Research on driverless vehicles – how will they affect cycling?

We’ve been asked to share a survey from the Centre for Transport and Society at UWE about public attitudes to driverless vehicles. Researcher Dr Miriam Ricci (@RicciMiriam) wants to ensure that the cyclist’s perspective is represented in focus groups.  She says:

“Please help us find people from all walks of life to take part in informal discussions (‘focus groups’) on driverless vehicles. These will be held in Bristol at the end of March/beginning of April. If people want to take part, first they need to apply by clicking on the following link:

There’s lots in the news at the moment including Nissan driverless cars, close overtakes and cyclists. The Guardian reports that Uber admits to self-driving car ‘problem’ in bike lanes as safety concerns mount with the San Francisco Bicycle Coalition warning that when the car was in “self-driving” mode it was observed twice making an “unsafe right-hook-style turn through a bike lane”.

The European Cyclists’ Federation says that we need to Watch out for laws that demand cyclists get out of the way of driverless cars (a good overview article from Carlton Reid). The Financial Times says Driverless cars pose threat to growth of cycling in cities, with ex London Cycling Czar Andrew Gillingham saying “the only way to accommodate both cyclists and cars happily in such a future would be to take space away from vehicles and give it to bikes”. On the other hand, in the same article Professor of transport engineering at the University of the West of England, John Parkin, thinks that much of the infrastructure that’s being implemented to keep bikes and cars apart in inner-city environments, will be made redundant by autonomous technology reaching maturity.
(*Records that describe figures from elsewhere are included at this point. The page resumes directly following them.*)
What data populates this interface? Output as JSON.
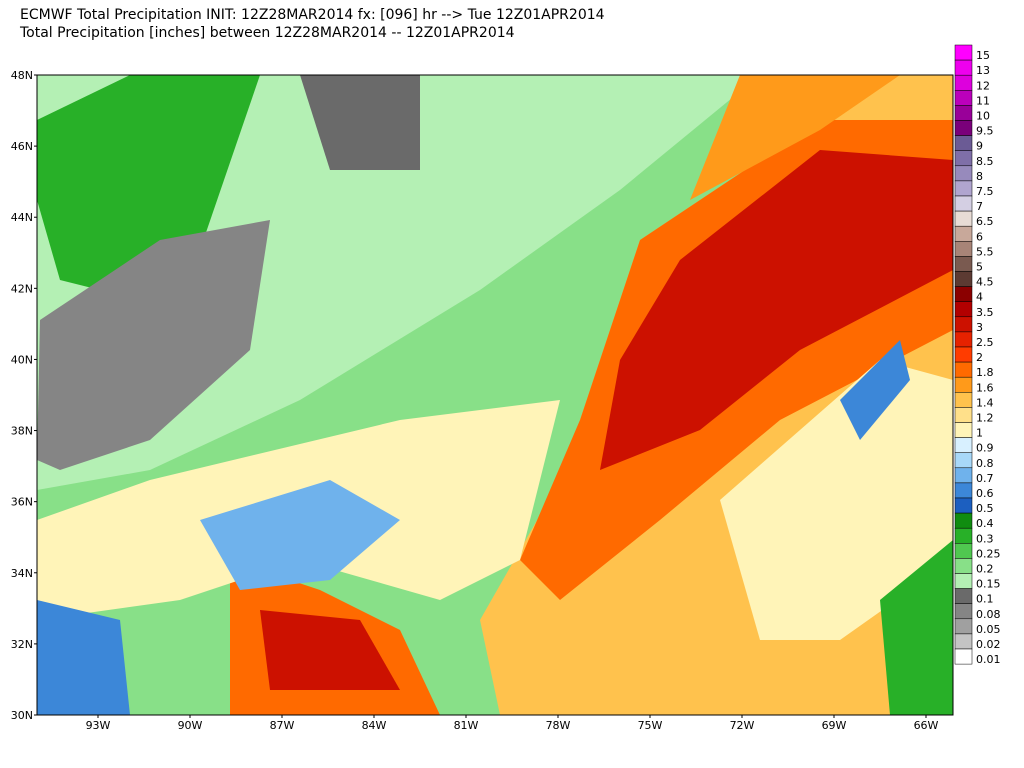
{
  "header": {
    "line1": "ECMWF Total Precipitation INIT: 12Z28MAR2014 fx: [096] hr --> Tue 12Z01APR2014",
    "line2": "Total Precipitation [inches] between 12Z28MAR2014 -- 12Z01APR2014"
  },
  "latitude_labels": [
    "48N",
    "46N",
    "44N",
    "42N",
    "40N",
    "38N",
    "36N",
    "34N",
    "32N",
    "30N"
  ],
  "longitude_labels": [
    "93W",
    "90W",
    "87W",
    "84W",
    "81W",
    "78W",
    "75W",
    "72W",
    "69W",
    "66W"
  ],
  "colorbar": {
    "levels": [
      {
        "label": "15",
        "color": "#ff00ff"
      },
      {
        "label": "13",
        "color": "#ee00ee"
      },
      {
        "label": "12",
        "color": "#dd00dd"
      },
      {
        "label": "11",
        "color": "#bb00bb"
      },
      {
        "label": "10",
        "color": "#990099"
      },
      {
        "label": "9.5",
        "color": "#7a007a"
      },
      {
        "label": "9",
        "color": "#6b5b95"
      },
      {
        "label": "8.5",
        "color": "#7f6fa8"
      },
      {
        "label": "8",
        "color": "#978abc"
      },
      {
        "label": "7.5",
        "color": "#b0a5cf"
      },
      {
        "label": "7",
        "color": "#d4cfe3"
      },
      {
        "label": "6.5",
        "color": "#e8dcd5"
      },
      {
        "label": "6",
        "color": "#c8a89a"
      },
      {
        "label": "5.5",
        "color": "#a88477"
      },
      {
        "label": "5",
        "color": "#7a5a50"
      },
      {
        "label": "4.5",
        "color": "#5c3a32"
      },
      {
        "label": "4",
        "color": "#8b0000"
      },
      {
        "label": "3.5",
        "color": "#b20000"
      },
      {
        "label": "3",
        "color": "#cc1100"
      },
      {
        "label": "2.5",
        "color": "#e62200"
      },
      {
        "label": "2",
        "color": "#ff3c00"
      },
      {
        "label": "1.8",
        "color": "#ff6a00"
      },
      {
        "label": "1.6",
        "color": "#ff9a1a"
      },
      {
        "label": "1.4",
        "color": "#ffc24d"
      },
      {
        "label": "1.2",
        "color": "#ffe08a"
      },
      {
        "label": "1",
        "color": "#fff4b8"
      },
      {
        "label": "0.9",
        "color": "#d8f0ff"
      },
      {
        "label": "0.8",
        "color": "#a8d8f8"
      },
      {
        "label": "0.7",
        "color": "#6fb2ec"
      },
      {
        "label": "0.6",
        "color": "#3c87d8"
      },
      {
        "label": "0.5",
        "color": "#1c5fc0"
      },
      {
        "label": "0.4",
        "color": "#108c10"
      },
      {
        "label": "0.3",
        "color": "#28b028"
      },
      {
        "label": "0.25",
        "color": "#50c850"
      },
      {
        "label": "0.2",
        "color": "#88e088"
      },
      {
        "label": "0.15",
        "color": "#b4f0b4"
      },
      {
        "label": "0.1",
        "color": "#6a6a6a"
      },
      {
        "label": "0.08",
        "color": "#858585"
      },
      {
        "label": "0.05",
        "color": "#a0a0a0"
      },
      {
        "label": "0.02",
        "color": "#c4c4c4"
      },
      {
        "label": "0.01",
        "color": "#ffffff"
      }
    ]
  }
}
Renault chief executive, Carlos Ghosn, thinks that the arrival of the technology could be delayed by pesky cyclists, “One of the biggest problems is people with bicycles. The car is confused by [cyclists] because from time-to-time they behave like pedestrians and from time-to-time they behave like cars.”

Yet another view is that self-stopping autonomous vehicles will open the door for cyclists to seriously slow down busy urban traffic, as “Once people realise that an autonomous vehicle will stop [automatically], will pedestrians and cyclists deliberately take advantage and step out or cycle in front of them?”